Rockfalls that trigger scree‐laden snow avalanches are common in mountain ranges, but the resulting avalanche development and its role in understanding the sedimentology of scree slopes are rarely described in detail. On Riepenwand (2774 m above sea‐level, Kalkkögel range, Alps), on 6 May 2011 a 5800 m³ rockfall of dolostone detached from the flank of a gorge in the upper part of the mountain. After first collapsing into the gorge, the fragmented rock mass fell down freely for 150 m onto a talus covered by coarse‐granular snow. Rockfall impact triggered a medium‐scale avalanche that developed: (i) a lower layer A of entrained, pure snow; and (ii) an upper layer B of clay‐sized to boulder‐sized fragments mixed with snow. This ‘two‐layer scree/snow avalanche’ halted in the distal slope segment of the talus. Boulders within layer B mainly came to rest in the distal part of the avalanche deposit. Fragments smaller than cobble‐size grade did not show obvious downslope segregation.

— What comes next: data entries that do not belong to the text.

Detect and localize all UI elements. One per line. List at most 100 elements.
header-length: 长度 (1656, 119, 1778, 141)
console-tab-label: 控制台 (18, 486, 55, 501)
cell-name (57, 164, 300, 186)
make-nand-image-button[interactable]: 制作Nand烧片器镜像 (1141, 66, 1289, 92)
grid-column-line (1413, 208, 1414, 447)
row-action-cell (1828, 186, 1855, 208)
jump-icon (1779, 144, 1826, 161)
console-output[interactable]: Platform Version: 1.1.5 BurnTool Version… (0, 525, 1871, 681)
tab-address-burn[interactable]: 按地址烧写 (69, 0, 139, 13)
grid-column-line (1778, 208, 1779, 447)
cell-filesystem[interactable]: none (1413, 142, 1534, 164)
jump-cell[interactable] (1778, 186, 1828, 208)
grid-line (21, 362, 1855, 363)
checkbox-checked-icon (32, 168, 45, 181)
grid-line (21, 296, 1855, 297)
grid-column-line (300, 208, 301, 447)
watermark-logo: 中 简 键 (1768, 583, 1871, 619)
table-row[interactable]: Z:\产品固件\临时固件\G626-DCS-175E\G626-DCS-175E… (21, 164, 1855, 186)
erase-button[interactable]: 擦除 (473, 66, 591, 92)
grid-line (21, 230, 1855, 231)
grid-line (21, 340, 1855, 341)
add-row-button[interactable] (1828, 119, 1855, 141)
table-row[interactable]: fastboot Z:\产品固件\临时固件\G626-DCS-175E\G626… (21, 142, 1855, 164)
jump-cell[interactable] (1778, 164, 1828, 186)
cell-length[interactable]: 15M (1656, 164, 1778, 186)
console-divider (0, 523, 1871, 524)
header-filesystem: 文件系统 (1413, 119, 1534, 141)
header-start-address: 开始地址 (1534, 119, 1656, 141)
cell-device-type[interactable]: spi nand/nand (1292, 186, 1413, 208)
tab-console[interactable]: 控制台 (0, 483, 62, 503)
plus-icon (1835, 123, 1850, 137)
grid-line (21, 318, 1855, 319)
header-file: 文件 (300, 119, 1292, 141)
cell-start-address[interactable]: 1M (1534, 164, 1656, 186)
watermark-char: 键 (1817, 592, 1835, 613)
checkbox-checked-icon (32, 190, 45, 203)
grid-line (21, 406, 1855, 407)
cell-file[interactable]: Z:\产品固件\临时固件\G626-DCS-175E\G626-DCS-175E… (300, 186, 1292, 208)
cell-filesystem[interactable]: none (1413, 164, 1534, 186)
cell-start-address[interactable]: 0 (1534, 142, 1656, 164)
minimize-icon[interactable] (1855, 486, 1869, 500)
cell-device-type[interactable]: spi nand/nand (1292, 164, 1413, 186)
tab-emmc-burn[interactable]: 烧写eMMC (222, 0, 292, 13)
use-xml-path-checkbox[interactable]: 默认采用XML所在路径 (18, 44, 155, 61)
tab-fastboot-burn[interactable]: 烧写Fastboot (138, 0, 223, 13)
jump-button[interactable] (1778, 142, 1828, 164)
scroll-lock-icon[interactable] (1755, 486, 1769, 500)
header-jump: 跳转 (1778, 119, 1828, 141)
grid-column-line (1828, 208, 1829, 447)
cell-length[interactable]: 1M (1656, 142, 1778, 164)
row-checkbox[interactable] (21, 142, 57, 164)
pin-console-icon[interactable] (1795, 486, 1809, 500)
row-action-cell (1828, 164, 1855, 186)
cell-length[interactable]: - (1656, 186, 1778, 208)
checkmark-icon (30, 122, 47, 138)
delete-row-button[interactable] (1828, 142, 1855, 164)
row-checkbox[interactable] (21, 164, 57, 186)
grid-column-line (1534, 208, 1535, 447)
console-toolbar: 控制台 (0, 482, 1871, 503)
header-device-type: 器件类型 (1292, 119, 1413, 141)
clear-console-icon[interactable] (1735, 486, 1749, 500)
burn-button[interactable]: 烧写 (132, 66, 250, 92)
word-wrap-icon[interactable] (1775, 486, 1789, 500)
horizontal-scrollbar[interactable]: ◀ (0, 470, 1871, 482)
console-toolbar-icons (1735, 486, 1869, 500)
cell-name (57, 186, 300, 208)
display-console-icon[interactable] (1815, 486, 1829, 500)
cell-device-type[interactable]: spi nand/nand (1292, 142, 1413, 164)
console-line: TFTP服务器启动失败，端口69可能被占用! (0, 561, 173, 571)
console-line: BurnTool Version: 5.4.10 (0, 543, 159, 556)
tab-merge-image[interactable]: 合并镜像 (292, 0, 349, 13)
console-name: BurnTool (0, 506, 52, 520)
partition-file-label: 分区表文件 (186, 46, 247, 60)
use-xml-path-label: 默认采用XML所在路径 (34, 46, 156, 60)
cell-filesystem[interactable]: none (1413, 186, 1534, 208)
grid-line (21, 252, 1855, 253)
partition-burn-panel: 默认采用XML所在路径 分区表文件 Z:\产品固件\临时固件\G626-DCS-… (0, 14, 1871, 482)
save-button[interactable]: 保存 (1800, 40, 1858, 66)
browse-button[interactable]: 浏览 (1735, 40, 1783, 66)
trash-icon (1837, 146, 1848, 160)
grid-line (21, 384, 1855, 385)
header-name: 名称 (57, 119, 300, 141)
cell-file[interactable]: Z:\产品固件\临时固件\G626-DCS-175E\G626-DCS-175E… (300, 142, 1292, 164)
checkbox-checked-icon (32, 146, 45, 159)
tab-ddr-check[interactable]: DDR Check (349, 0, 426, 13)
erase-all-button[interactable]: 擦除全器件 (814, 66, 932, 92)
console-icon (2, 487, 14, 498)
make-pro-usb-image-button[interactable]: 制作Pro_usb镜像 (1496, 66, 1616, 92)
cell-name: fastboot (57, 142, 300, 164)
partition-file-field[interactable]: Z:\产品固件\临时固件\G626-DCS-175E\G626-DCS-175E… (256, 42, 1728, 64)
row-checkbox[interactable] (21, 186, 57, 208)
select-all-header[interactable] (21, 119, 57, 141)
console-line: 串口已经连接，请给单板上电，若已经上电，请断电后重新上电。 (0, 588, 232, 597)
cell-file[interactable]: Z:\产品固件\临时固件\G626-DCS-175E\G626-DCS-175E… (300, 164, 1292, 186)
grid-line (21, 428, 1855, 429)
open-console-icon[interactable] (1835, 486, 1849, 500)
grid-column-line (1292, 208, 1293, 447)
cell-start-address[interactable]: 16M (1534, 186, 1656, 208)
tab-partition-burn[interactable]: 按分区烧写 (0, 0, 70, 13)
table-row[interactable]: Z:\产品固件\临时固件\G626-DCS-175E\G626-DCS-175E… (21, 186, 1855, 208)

With snowmelt, the rockfall fragments dispersed in layer B were concentrated to a clast‐supported veneer that was draped over the older talus surface upon slower melting of avalanche layer A. In the grain‐size fraction ≤16 mm, a mean of 5 wt% matrix (silt‐sized to clay‐sized grains) of the rockfall‐derived scree of layer B is similar to a mean matrix content of 7 wt% within stratified talus slopes of the Kalkkögel range. This similarity suggests that a major share of matrix – widespread in stratified talus – stems from rockfalls. The characteristics of the scree veneer as melt‐lag of a scree‐laden snow avalanche will be blurred with time. Fossil talus successions may contain a substantial proportion of scree carried down by snow avalanches. The formation of a distinct sedimentary facies of snow avalanche‐deposited scree is impeded by processes of redeposition and deposit modification on talus.